A falta de recursos para lidar com frustração pode levar ao individualismo e até à agressividade. E aí está outro perigo das tecnologias: bolhas de pensamentos polarizados, disseminação de fake news e discursos de ódio. “As redes não têm filtros de segurança eficazes, e permitem acesso à desinformação e a opiniões extremistas que são reproduzidas como verdades”, critica a psicóloga. Recentemente, o Parlamento europeu chegou a um acordo para regular o uso da inteligência artificial, o que passa também pela forma como somos monitorados nas telas e que tipo de conteúdo consumimos.

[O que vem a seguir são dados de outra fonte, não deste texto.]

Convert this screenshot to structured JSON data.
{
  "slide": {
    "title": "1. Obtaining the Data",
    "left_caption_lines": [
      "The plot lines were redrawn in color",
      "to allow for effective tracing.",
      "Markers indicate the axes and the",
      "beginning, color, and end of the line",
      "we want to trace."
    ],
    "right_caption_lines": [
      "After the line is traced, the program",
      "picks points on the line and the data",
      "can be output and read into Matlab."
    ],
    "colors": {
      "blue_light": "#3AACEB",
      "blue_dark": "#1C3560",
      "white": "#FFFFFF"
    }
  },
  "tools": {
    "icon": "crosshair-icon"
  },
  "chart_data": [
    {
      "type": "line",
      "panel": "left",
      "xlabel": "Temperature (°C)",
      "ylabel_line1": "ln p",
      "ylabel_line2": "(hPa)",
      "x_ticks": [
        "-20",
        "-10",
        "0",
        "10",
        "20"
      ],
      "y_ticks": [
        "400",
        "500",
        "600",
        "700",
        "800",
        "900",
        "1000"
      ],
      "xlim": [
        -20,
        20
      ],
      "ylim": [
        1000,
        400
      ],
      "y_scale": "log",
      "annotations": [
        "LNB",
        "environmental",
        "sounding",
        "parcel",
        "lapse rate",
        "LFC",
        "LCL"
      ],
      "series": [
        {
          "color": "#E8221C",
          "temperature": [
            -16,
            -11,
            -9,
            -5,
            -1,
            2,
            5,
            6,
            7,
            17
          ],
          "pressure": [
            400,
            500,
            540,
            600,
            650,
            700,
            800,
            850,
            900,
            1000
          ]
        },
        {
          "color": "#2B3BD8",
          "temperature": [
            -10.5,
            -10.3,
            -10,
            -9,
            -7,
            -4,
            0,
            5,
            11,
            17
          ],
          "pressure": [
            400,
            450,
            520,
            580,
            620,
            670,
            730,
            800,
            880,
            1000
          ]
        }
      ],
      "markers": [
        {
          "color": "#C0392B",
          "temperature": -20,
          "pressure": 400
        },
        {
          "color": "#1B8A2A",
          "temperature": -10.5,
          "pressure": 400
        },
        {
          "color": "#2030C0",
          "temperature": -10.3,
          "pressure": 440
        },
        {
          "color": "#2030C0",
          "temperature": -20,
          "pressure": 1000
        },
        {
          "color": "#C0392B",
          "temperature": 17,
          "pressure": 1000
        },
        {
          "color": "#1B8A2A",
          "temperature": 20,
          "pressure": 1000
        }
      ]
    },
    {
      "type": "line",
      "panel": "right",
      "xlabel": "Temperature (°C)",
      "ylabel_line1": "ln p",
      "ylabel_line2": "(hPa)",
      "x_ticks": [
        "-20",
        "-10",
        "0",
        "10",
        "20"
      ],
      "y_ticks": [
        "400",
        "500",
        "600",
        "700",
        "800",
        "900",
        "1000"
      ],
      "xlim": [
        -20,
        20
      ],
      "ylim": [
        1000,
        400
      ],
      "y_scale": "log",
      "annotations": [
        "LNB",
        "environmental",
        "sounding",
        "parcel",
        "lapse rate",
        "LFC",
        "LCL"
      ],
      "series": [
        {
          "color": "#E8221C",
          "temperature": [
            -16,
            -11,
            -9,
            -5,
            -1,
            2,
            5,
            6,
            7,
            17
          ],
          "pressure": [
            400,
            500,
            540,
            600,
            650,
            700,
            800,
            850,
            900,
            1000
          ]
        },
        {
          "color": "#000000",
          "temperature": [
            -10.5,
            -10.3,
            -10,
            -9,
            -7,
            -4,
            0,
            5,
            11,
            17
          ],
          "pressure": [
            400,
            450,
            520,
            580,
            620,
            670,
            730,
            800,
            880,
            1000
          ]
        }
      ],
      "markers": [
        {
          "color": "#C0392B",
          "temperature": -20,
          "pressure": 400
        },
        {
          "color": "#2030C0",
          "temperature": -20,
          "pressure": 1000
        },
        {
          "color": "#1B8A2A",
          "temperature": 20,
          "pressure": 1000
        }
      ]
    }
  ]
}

Vinícius entende que há necessidade de regulamentação, e que ela precisa ser definida por países. “Assim como os processos contra a Meta nos EUA, há movimentos pedindo que se pare de avançar nesse tipo de tecnologia de rolagem infinita até que haja a regulamentação. Isso é muito cultural. As empresas são globais, mas cada cultura recebe a informação de uma forma diferente, então será necessário soluções diferentes”, aponta o professor de TI.

Há tanta vida lá fora

Enquanto não há uma regulação no Brasil que ajude a conter os gatilhos viciantes das plataformas, é preciso buscar a dose ideal individualmente ou em família. Tanto Aline quanto Vinícius percebem a necessidade de uma reconexão consigo mesmo. “Precisamos estar bem conosco. Esse é o poder do engajamento, a tecnologia traz recompensas que a vida falha em oferecer. Quem não está satisfeito com a vida, fica preso”, pondera o professor. Ele sugere inserir a tecnologia em momentos pontuais da rotina, para limitar e não perder a percepção do tempo conectado.

“Com o imediatismo da vida online, deixamos de valorizar nossa ancestralidade, histórias de vida, relações com os outros e a natureza. Precisamos descobrir o que a gente gosta fora das redes. Aí, podemos, inclusive, utilizá-las com propósito, e não apenas rolando a tela. Se gostar de caminhar, de mexer com plantas, de meditar, é possível encontrar muito conteúdo sobre tudo isso. Assim, usar a tecnologia para buscar informações sobre o que se gosta e não como anestésico. É preciso olhar para fora. E se for muito difícil, se gerar sofrimento, é válido buscar terapia, para entender as causas dessa dificuldade e dar contornos para essa ansiedade”, recomenda a psicóloga.